From: Roman Gushchin <guro@fb.com>
To: <iommu@lists.linux-foundation.org>
Cc: Joerg Roedel <joro@8bytes.org>, <linux-kernel@vger.kernel.org>,
<linux-mm@kvack.org>, Michal Hocko <mhocko@kernel.org>,
Johannes Weiner <hannes@cmpxchg.org>,
"Kirill A. Shutemov" <kirill.shutemov@linux.intel.com>,
Andrea Arcangeli <aarcange@redhat.com>,
Andrew Morton <akpm@linux-foundation.org>,
Wei Yang <richardw.yang@linux.intel.com>
Subject: kernel BUG at mm/huge_memory.c:2613!
Date: Thu, 18 Jun 2020 17:19:38 -0700 [thread overview]
Message-ID: <20200619001938.GA135965@carbon.dhcp.thefacebook.com> (raw)
Hi!
I was consistently hitting a VM_BUG_ON_PAGE() in split_huge_page_to_list()
when running vanilla 5.8-rc1 on my desktop. It was happening on every boot
during the system start. I haven't seen this issue on 5.7.
It looks like split_huge_page() expects the page to be locked,
but it hasn't been changed from 5.7. I do not see any suspicious
commits around the call side either.
I've tried the following patch:
--
From 4af38fbf06a9354fadf22a78f1a42dfbb24fbc3a Mon Sep 17 00:00:00 2001
From: Roman Gushchin <guro@fb.com>
Date: Thu, 18 Jun 2020 16:33:47 -0700
Subject: [PATCH] iommu/dma: lock page before calling split_huge_page()
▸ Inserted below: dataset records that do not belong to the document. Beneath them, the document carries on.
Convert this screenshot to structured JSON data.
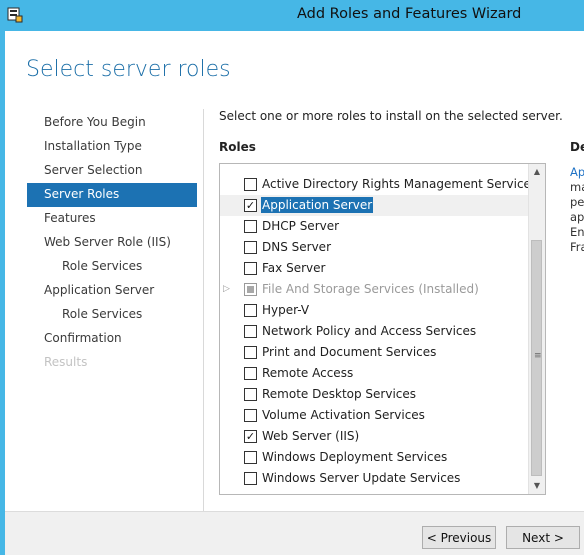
{
  "window": {
    "title": "Add Roles and Features Wizard",
    "icon": "server-manager-icon",
    "accent_color": "#46b7e6"
  },
  "page": {
    "title": "Select server roles"
  },
  "nav": {
    "items": [
      {
        "label": "Before You Begin",
        "level": 0,
        "state": "normal"
      },
      {
        "label": "Installation Type",
        "level": 0,
        "state": "normal"
      },
      {
        "label": "Server Selection",
        "level": 0,
        "state": "normal"
      },
      {
        "label": "Server Roles",
        "level": 0,
        "state": "active"
      },
      {
        "label": "Features",
        "level": 0,
        "state": "normal"
      },
      {
        "label": "Web Server Role (IIS)",
        "level": 0,
        "state": "normal"
      },
      {
        "label": "Role Services",
        "level": 1,
        "state": "normal"
      },
      {
        "label": "Application Server",
        "level": 0,
        "state": "normal"
      },
      {
        "label": "Role Services",
        "level": 1,
        "state": "normal"
      },
      {
        "label": "Confirmation",
        "level": 0,
        "state": "normal"
      },
      {
        "label": "Results",
        "level": 0,
        "state": "disabled"
      }
    ]
  },
  "main": {
    "instruction": "Select one or more roles to install on the selected server.",
    "roles_heading": "Roles",
    "description_heading": "De",
    "description_lines": [
      "Ap",
      "ma",
      "pe",
      "app",
      "Ent",
      "Fra"
    ]
  },
  "roles": [
    {
      "label": "Active Directory Rights Management Services",
      "checked": false
    },
    {
      "label": "Application Server",
      "checked": true,
      "selected": true
    },
    {
      "label": "DHCP Server",
      "checked": false
    },
    {
      "label": "DNS Server",
      "checked": false
    },
    {
      "label": "Fax Server",
      "checked": false
    },
    {
      "label": "File And Storage Services (Installed)",
      "checked": "partial",
      "expandable": true,
      "disabled": true
    },
    {
      "label": "Hyper-V",
      "checked": false
    },
    {
      "label": "Network Policy and Access Services",
      "checked": false
    },
    {
      "label": "Print and Document Services",
      "checked": false
    },
    {
      "label": "Remote Access",
      "checked": false
    },
    {
      "label": "Remote Desktop Services",
      "checked": false
    },
    {
      "label": "Volume Activation Services",
      "checked": false
    },
    {
      "label": "Web Server (IIS)",
      "checked": true
    },
    {
      "label": "Windows Deployment Services",
      "checked": false
    },
    {
      "label": "Windows Server Update Services",
      "checked": false
    }
  ],
  "footer": {
    "previous_label": "< Previous",
    "next_label": "Next >"
  }
}
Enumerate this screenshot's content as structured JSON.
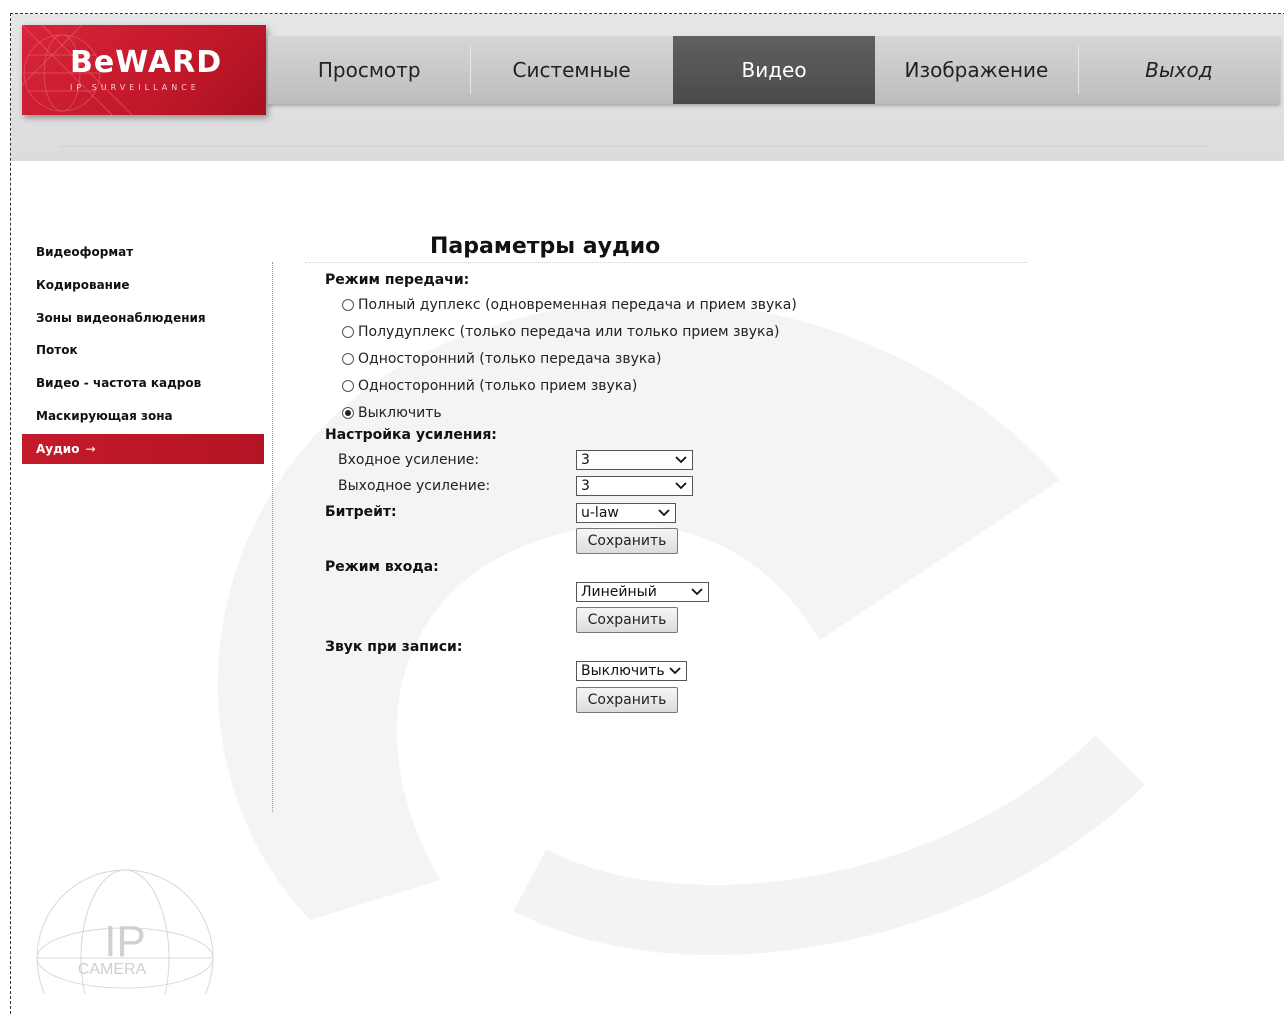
{
  "brand": {
    "name": "BeWARD",
    "tagline": "IP SURVEILLANCE"
  },
  "topnav": {
    "tabs": [
      {
        "label": "Просмотр",
        "active": false
      },
      {
        "label": "Системные",
        "active": false
      },
      {
        "label": "Видео",
        "active": true
      },
      {
        "label": "Изображение",
        "active": false
      },
      {
        "label": "Выход",
        "active": false
      }
    ]
  },
  "sidebar": {
    "items": [
      {
        "label": "Видеоформат",
        "active": false
      },
      {
        "label": "Кодирование",
        "active": false
      },
      {
        "label": "Зоны видеонаблюдения",
        "active": false
      },
      {
        "label": "Поток",
        "active": false
      },
      {
        "label": "Видео - частота кадров",
        "active": false
      },
      {
        "label": "Маскирующая зона",
        "active": false
      },
      {
        "label": "Аудио",
        "active": true
      }
    ],
    "active_arrow": "→"
  },
  "main": {
    "title": "Параметры аудио",
    "transfer_mode": {
      "label": "Режим передачи:",
      "options": [
        {
          "label": "Полный дуплекс (одновременная передача и прием звука)",
          "checked": false
        },
        {
          "label": "Полудуплекс (только передача или только прием звука)",
          "checked": false
        },
        {
          "label": "Односторонний (только передача звука)",
          "checked": false
        },
        {
          "label": "Односторонний (только прием звука)",
          "checked": false
        },
        {
          "label": "Выключить",
          "checked": true
        }
      ]
    },
    "gain": {
      "label": "Настройка усиления:",
      "input_label": "Входное усиление:",
      "input_value": "3",
      "output_label": "Выходное усиление:",
      "output_value": "3"
    },
    "bitrate": {
      "label": "Битрейт:",
      "value": "u-law",
      "save_label": "Сохранить"
    },
    "input_mode": {
      "label": "Режим входа:",
      "value": "Линейный",
      "save_label": "Сохранить"
    },
    "record_sound": {
      "label": "Звук при записи:",
      "value": "Выключить",
      "save_label": "Сохранить"
    }
  },
  "footer_logo": {
    "line1": "IP",
    "line2": "CAMERA"
  },
  "colors": {
    "brand_red": "#c51a2b",
    "nav_active": "#545454",
    "nav_bg": "#c9c9c9"
  }
}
split_huge_page() expects a locked page. The following stacktrace
is generated if debug is on. Fix this by locking the page before
passing it to split_huge_page().
[ 24.861385] page:ffffef044fb1fa00 refcount:1 mapcount:0 mapping:0000000000000000 index:0x0 head:ffffef044fb1fa00 order:2 compound_mapcount:0 compound_pincount:0
[ 24.861389] flags: 0x17ffffc0010000(head)
[ 24.861393] raw: 0017ffffc0010000 dead000000000100 dead000000000122 0000000000000000
[ 24.861395] raw: 0000000000000000 0000000000000000 00000001ffffffff 0000000000000000
[ 24.861396] page dumped because: VM_BUG_ON_PAGE(!PageLocked(head))
[ 24.861411] ------------[ cut here ]------------
[ 24.861413] kernel BUG at mm/huge_memory.c:2613!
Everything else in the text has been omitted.